I came on-line to post the two words above and this photo, but a friend loaned me a movie that I just watched and as soon as I wrote "Look within" I knew there was more to be said.
"The Dhamma Brothers" follows a small group of men imprisoned in one of Alabama's worst prisons as they volunteer for ten days of meditation training, ten days of silence and learning Buddhist based techniques for dealing with stress as well as their demons. The film touches on events in a few of their young lives. There is no blaming their childhoods for their actions, just a hard look at situations stirring compassion.
One man, Grady a white fifty year old, told of his mother's leaving he and his younger brother on the front steps of a house in the country with no one around while telling them she'd be back. In the photo neither he nor his brother looked to be more than six to eight at most. Their dear faces never saw her again. She didn't come back. Many years later, after Grady had been involved in a murder, he spoke with his mother. It was only then he learned the reason he and his brother had been left. His mother feared not being able to care for them. Thus she abandoned them.
This man's story along with others made me think of how We, Society, abandon people, let them down, first in their childhoods and also through the prison system. Someone, somewhere let this mother down by not reaching our to her. Or maybe she let herself down by not looking within and having the courage to reach past shame and ask for help. Would a system, a neighbor, anyone have responded to her potentially reaching out?

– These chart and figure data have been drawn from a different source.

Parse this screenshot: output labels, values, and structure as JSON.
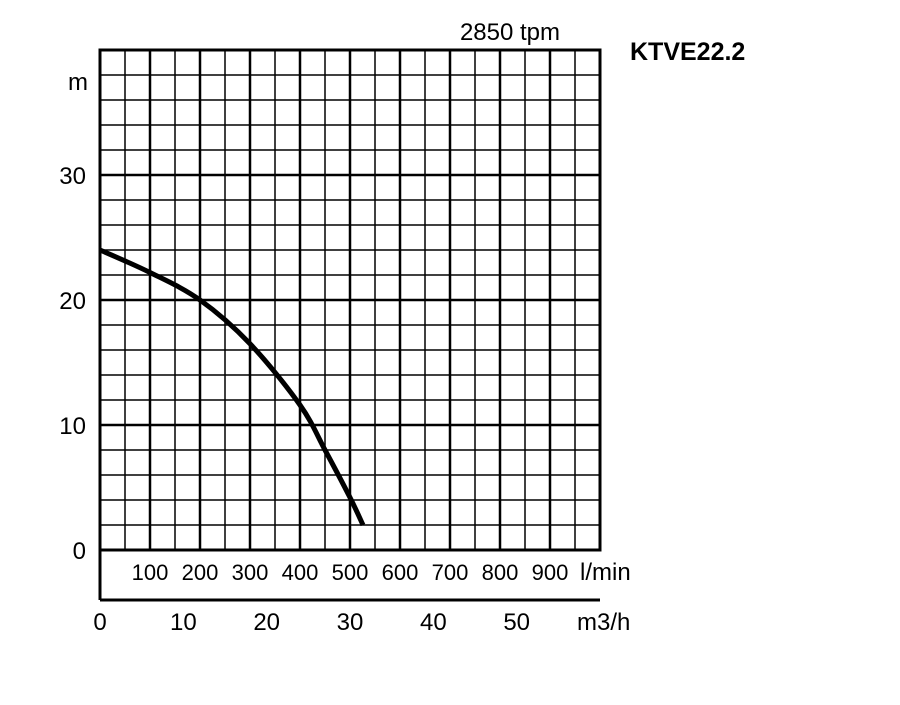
{
  "chart_data": {
    "type": "line",
    "title": "KTVE22.2",
    "subtitle": "2850 tpm",
    "ylabel": "m",
    "ylim": [
      0,
      40
    ],
    "yticks": [
      0,
      10,
      20,
      30
    ],
    "xlabel_primary": "l/min",
    "xlim_primary": [
      0,
      1000
    ],
    "xticks_primary": [
      100,
      200,
      300,
      400,
      500,
      600,
      700,
      800,
      900
    ],
    "xlabel_secondary": "m3/h",
    "xlim_secondary": [
      0,
      60
    ],
    "xticks_secondary": [
      0,
      10,
      20,
      30,
      40,
      50
    ],
    "grid": true,
    "series": [
      {
        "name": "KTVE22.2",
        "x_lmin": [
          0,
          100,
          200,
          300,
          400,
          450,
          500,
          526
        ],
        "y_m": [
          24,
          22.2,
          20,
          16.5,
          11.6,
          8,
          4.2,
          2
        ]
      }
    ]
  }
}
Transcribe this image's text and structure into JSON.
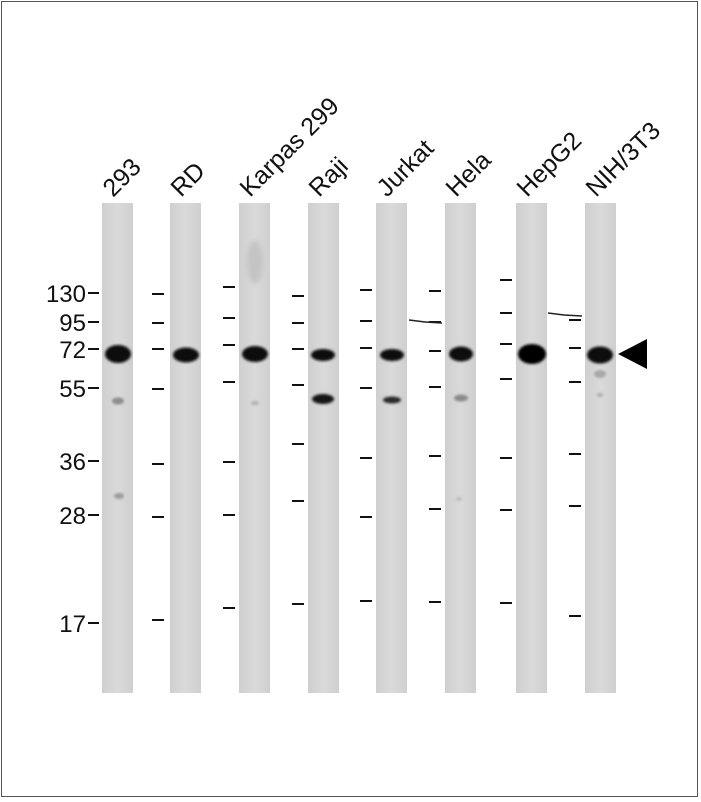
{
  "blot": {
    "lanes": [
      {
        "name": "293"
      },
      {
        "name": "RD"
      },
      {
        "name": "Karpas 299"
      },
      {
        "name": "Raji"
      },
      {
        "name": "Jurkat"
      },
      {
        "name": "Hela"
      },
      {
        "name": "HepG2"
      },
      {
        "name": "NIH/3T3"
      }
    ],
    "mw_markers": [
      "130",
      "95",
      "72",
      "55",
      "36",
      "28",
      "17"
    ],
    "colors": {
      "lane": "#d6d6d6",
      "band": "#0a0a0a",
      "arrow": "#000000"
    },
    "icons": {
      "target_band_marker": "arrowhead-left-icon"
    }
  }
}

This is not something I necessarily want to write about or even ponder on a Saturday night as I go to bed. It is not easy to write about anytime. There are no easy answers. This idea though that came to me when I photographed the insides of the tulip tree flower, this idea of "looking within" is something that this beautiful flower and the Dhamma brothers insist I do more of.
This not looking within is the thing I rail against in so many politicians who make laws and corporations that "buy" laws deceiving the public and possibly themselves, laws impacting generations to come as well as Mother Earth.
I want to sometimes shout from the tallest building with the biggest megaphone "We can do so much better than this" because we can.
For tonight, as I turn in I will turn in. I will remember how one of the officials in the movie referred to someone who robs as being so much more than a robber and one who murders is more than a murderer. I need to apply this to the politician and CEO whose new laws seem increasingly to benefit private companies and rob the poor and middle class. I need to apply this to the sports person in Alaska who in low flying helicopters stalks wolves and calls this hunting. I need to apply this to the part of myself that robs me of wisdom when I don't listen or kills off presence when I'm on autopilot.
I want to believe it is possible like the men in "The Dhamma Brothers" did to look within and birth a world where prisons ultimately aren't fed our young men and CEO's, politicians and regular folks like me aren't imprisoned unknowingly by greed and fear.
Like the blossom, I want to believe we all hold inner beauty and that we are all so much more.